In deze uitspraak beoordeelt de rechtbank het beroep van eiser tegen de afwijzing van zijn aanvraag voor een verblijfsvergunning regulier voor bepaalde tijd met als doel ‘arbeid als zelfstandige’. De minister heeft deze aanvraag met het primaire besluit van 7 juni 2023 afgewezen. Met het bestreden besluit van 5 juni 2024 op het bezwaar van eiser is de minister bij de afwijzing van de aanvraag gebleven. De rechtbank heeft het beroep op 7 februari 2025 op zitting behandeld. Eiser, zijn gemachtigde en de gemachtigde van de minister waren aanwezig, evenals de boekhouder van eiser.
De rechtbank oordeelt dat het beroep gegrond is. Eiser heeft de Syrische nationaliteit en is geboren in 1995. Hij is langdurig ingezetene in Oostenrijk en heeft eerder aanvragen ingediend voor een vergunning voor verblijf en arbeid bij zijn broer, die een eenmanszaak heeft. De minister heeft de aanvraag afgewezen omdat eiser niet zou voldoen aan de eisen voor arbeid als zelfstandige. De rechtbank oordeelt echter dat de door eiser ingebrachte nieuwe stukken een nader bewijs zijn van zijn eerder ingenomen standpunt en dat de minister ten onrechte het bezwaar ongegrond heeft verklaard.

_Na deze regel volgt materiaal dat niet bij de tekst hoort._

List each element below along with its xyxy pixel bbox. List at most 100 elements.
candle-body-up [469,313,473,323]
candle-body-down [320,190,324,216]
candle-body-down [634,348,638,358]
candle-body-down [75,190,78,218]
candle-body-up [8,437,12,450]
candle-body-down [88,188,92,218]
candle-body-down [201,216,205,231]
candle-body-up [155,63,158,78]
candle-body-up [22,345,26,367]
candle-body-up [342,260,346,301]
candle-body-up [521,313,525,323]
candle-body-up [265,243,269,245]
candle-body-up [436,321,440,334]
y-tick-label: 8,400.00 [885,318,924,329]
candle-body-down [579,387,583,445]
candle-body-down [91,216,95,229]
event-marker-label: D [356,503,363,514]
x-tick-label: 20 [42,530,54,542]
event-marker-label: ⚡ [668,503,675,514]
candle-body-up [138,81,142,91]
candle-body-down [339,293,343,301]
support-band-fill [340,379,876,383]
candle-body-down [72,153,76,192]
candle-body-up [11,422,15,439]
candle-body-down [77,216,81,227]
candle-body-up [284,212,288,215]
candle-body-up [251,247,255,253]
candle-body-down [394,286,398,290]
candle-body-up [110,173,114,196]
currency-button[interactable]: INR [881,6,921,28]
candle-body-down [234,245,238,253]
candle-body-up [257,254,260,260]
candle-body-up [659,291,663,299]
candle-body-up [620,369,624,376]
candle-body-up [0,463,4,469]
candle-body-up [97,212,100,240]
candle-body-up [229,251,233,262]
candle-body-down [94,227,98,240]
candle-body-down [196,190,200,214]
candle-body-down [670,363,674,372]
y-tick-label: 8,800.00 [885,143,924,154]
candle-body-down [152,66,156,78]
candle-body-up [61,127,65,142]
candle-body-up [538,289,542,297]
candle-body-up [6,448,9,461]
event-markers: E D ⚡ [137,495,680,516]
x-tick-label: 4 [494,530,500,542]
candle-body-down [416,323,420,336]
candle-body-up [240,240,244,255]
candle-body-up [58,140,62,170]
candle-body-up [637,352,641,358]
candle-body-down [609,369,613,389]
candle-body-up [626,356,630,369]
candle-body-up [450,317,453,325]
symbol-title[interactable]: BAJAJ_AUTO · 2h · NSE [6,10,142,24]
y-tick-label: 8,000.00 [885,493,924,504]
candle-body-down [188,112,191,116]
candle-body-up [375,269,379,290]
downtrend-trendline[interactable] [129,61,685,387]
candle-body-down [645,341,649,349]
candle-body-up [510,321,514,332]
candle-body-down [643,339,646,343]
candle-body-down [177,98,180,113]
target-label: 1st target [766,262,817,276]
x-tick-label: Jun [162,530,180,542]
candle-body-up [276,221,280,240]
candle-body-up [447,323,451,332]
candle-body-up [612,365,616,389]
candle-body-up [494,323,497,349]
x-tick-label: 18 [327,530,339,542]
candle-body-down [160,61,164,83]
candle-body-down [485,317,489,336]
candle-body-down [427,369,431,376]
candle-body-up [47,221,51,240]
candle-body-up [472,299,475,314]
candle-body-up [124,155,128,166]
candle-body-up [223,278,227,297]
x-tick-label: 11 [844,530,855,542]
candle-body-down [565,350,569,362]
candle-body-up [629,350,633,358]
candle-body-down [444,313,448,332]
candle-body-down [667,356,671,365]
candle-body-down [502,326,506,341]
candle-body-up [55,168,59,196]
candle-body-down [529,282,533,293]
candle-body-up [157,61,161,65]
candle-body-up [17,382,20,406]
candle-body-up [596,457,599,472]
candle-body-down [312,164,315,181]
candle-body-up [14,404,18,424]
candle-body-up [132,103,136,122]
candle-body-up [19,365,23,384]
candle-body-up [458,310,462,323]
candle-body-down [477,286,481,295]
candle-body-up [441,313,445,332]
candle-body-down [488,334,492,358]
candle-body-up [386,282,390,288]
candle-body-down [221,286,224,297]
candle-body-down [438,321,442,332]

De rechtbank vernietigt het bestreden besluit en draagt de minister op om binnen zes weken een nieuw besluit te nemen, waarbij het door eiser betaalde griffierecht van € 187,- moet worden vergoed. De rechtbank ziet geen aanleiding om de minister te veroordelen in de proceskosten, omdat de late indiening van bewijsstukken voor rekening van eiser komt. De uitspraak is gedaan door mr. J.J. Catsburg en is openbaar gemaakt op 11 april 2025.